Dopo avere costruito per diversi anni delle tranquille monocilindriche a due tempi di impostazione semplice ed economica, attorno alla metà degli anni Cinquanta l’Aermacchi ha deciso di passare ai motori a quattro tempi, e di farlo con un mezzo dalle caratteristiche estremamente evolute. Del progetto è stato incaricato Alfredo Bianchi, che ha realizzato un motore di 175 cm3 a cilindro orizzontale di schema lineare e moderno, improntato alla massima robustezza. Lo styling di questa bellissima moto, denominata Chimera e presentata alla fine del 1956, era dovuta a Mario Revelli di Beaumont. Anche in questo caso tutti gli organi meccanici erano racchiusi dalla carrozzeria, costituita da pannelli in lamiera fissati al telaio, il cui elemento principale era un tubo superiore di grande diametro.
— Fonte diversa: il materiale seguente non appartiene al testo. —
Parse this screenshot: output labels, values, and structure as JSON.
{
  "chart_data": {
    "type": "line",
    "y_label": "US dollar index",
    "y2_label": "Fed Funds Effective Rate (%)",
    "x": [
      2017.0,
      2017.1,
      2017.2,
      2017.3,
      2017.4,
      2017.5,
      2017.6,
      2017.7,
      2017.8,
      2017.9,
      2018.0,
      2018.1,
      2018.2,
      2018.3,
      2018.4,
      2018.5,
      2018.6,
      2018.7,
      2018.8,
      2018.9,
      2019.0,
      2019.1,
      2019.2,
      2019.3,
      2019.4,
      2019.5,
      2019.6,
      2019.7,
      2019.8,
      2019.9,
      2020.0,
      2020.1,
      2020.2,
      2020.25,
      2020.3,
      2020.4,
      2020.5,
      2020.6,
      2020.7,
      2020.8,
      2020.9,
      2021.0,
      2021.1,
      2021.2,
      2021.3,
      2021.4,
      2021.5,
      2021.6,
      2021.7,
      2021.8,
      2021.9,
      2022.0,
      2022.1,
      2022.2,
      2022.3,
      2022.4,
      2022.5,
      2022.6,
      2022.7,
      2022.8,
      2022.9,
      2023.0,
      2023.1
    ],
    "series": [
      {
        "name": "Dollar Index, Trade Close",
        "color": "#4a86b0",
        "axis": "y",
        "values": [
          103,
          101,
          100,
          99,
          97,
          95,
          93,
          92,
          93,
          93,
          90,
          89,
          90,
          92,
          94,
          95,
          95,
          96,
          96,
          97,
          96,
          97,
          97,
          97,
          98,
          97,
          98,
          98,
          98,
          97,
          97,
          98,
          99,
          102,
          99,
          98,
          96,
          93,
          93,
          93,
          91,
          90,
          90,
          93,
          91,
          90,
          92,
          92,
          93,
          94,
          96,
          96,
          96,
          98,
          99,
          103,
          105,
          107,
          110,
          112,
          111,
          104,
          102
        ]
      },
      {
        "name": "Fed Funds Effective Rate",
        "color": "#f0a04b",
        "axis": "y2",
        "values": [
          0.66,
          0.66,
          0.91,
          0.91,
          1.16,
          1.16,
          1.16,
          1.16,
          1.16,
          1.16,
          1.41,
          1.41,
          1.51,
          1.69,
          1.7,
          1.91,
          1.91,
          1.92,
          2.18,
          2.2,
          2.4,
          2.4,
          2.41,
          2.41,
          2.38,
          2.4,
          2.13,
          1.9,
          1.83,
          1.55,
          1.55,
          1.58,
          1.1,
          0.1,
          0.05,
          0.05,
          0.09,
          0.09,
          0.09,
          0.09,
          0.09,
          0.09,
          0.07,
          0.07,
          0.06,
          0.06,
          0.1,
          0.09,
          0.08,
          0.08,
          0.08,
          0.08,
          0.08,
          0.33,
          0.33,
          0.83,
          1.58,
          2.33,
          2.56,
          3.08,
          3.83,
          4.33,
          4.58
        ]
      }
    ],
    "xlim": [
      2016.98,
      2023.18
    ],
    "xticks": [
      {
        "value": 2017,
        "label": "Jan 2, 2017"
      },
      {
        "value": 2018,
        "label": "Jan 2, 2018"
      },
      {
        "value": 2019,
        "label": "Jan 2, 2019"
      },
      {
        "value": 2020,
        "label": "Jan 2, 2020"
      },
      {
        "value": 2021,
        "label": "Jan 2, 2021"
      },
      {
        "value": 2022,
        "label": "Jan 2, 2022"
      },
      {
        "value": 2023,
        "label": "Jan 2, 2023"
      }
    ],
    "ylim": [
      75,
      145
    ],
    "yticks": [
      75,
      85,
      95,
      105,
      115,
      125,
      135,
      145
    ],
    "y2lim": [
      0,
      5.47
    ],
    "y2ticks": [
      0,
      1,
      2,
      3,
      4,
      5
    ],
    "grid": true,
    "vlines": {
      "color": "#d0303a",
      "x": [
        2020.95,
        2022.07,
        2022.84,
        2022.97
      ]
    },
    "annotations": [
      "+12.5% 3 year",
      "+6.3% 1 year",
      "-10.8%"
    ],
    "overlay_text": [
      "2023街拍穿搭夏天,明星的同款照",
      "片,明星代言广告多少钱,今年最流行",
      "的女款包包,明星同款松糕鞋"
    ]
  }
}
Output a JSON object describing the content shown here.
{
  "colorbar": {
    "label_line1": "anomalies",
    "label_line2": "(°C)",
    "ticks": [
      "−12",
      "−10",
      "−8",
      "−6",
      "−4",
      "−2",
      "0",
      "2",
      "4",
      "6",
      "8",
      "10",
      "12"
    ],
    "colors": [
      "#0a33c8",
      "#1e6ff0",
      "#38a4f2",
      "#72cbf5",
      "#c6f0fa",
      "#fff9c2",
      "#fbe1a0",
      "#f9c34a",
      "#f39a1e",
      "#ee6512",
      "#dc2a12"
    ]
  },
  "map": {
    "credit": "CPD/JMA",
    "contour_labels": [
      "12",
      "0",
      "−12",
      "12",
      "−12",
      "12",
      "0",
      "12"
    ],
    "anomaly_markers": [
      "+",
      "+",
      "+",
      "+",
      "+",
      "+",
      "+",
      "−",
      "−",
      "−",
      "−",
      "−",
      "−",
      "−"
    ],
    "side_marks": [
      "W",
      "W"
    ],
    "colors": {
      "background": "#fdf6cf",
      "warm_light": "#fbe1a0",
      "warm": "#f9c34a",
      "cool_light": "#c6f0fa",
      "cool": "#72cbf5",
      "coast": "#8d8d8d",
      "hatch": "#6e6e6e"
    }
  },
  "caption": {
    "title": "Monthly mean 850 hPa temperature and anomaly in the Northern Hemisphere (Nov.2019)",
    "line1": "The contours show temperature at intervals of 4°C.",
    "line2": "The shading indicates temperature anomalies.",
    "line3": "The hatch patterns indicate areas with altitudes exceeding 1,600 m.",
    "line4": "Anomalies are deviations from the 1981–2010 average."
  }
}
La sospensione posteriore poteva essere considerata una antenata del sistema Monocross, con forcellone oscillante e unico elemento molleggiante centrale. Il motore aveva il cilindro in ghisa e la distribuzione ad aste e bilancieri, con valvole inclinate e camera di combustione emisferica. La potenza era leggermente superiore a 10 cavalli a 6800 giri/min. Nel 1958 è entrata in produzione la versione di 250 cm3 di questa moto, con misure di alesaggio e corsa portate a 66 x 72 mm, dagli originali 60 x 61. La Chimera non ha avuto successo, ma da essa sono derivate delle moto “nude” che hanno ottenuto eccellenti risultati sia sotto l’aspetto commerciale che per quanto riguarda l’impiego agonistico; i loro nomi (Ala Verde, Ala Blu, Ala d’Oro…) sono rimasti nella leggenda.

Parilla Slughi
Parilla Slughi


Alla fine del 1957 la Parilla ha presentato la sua moto carrozzata. Progettata da Cesare Bossaglia, si chiamava Slughi ed era azionata da un motore monocilindrico di 99 cm3, con distribuzione ad aste e bilancieri e valvole parallele. Il cilindro era in ghisa e la potenza di sei cavalli a 7200 giri/min. Il telaio era realizzato con elementi in lamiera stampata e aveva una conformazione a culla doppia rialzata. Di questa moto successivamente è stata realizzata anche una versione con motore a due tempi di 125 cm3. Il mercato motociclistico italiano era però oramai entrato in crisi e questa moto innovativa non stava ottenendo buoni risultati commerciali. La casa milanese decise pertanto di realizzare anche une versione nuda, denominata Olimpia, che però non ebbe successo.
 

C’è un’altra moto carrozzata di quegli anni che merita senz’altro di essere ricordata. Si tratta della Ariel Leader, progettata dal grande tecnico Val Page. Questa bicilindrica a due tempi è apparsa nel 1958 ed è rimasta in listino fino alla metà degli anni Sessanta. Il telaio era costituito da una scocca di grande sezione in lamiera d’acciaio scatolata, sotto la quale era “appeso” il motore. I cilindri erano in ghisa e la trasmissione primaria a catena; la potenza era di 16 cavalli a 6400 giri/min. L’albero a gomiti, completo di bielle, poteva essere estratto dal basamento senza rimuovere il motore dal telaio. Molto interessante era la sospensione anteriore, costituita da una forcella in lamiera stampata con biscottini oscillanti inferiori e ruota “tirata”. Pure di questa moto è stata realizzata una versione “nuda”, piuttosto sportiveggiante, denominata Arrow.